While the consequences may not be as dire as the pundits claim, no one could think it would be a good idea to allow the debt ceiling to be reached and force the government into default. The Republicans intend to use this threat, however, to coerce further concessions from President Obama. The president insists that there will be no negotiations over the debt ceiling: no further concessions to protect the country’s financial standing.

At this point, though, is there any reason for people to believe him?

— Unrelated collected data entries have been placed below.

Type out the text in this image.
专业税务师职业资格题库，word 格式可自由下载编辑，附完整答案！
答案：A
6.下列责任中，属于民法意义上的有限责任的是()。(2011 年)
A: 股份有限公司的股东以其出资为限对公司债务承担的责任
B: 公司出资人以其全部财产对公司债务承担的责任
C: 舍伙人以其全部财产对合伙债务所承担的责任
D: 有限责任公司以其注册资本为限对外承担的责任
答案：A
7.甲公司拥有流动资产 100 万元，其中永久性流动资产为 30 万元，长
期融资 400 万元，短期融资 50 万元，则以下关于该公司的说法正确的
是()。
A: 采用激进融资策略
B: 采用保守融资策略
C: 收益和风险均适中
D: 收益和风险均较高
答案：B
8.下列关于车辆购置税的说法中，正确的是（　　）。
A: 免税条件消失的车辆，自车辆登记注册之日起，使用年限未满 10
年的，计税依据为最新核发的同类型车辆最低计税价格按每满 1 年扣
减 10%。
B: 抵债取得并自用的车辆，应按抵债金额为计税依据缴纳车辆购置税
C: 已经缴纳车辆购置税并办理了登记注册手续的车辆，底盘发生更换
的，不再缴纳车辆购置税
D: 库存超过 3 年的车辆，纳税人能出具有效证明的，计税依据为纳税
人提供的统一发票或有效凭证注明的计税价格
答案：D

This is a president who encouraged members of Congress to vote for the Troubled Asset Relief Program (Tarp) in 2008 with a promise that he would put bankruptcy cramdown for mortgage debt (allowing restructuring of housing loans for people with distressed mortgages) at the top of his agenda once he took office. This is a president whose top aids boasted about “hippie punching” when they ditched the public option in the Affordable Care Act. This is a president who has explicitly put cuts to social security on the agenda, while keeping taxes on Wall Street speculation off the agenda.

And this is a president who decided to put deficit reduction, rather than job creation, at the center of the national agenda – even though he knows the large deficits are entirely the result of the collapse of the economy. And, of course, he is the president who appointed former Senator Alan Simpson and Morgan Stanley director Erskine Bowles to head his deficit commission, enormously elevating the stature of these two foes of social security and Medicare.

Given his track record, there is little doubt that President Obama can be trusted to make further concessions, possibly involving social security and Medicare, in negotiations on the debt ceiling. Oh well, at least we can laugh at the experts being wrong about the fiscal cliff “Mayan apocalypse”.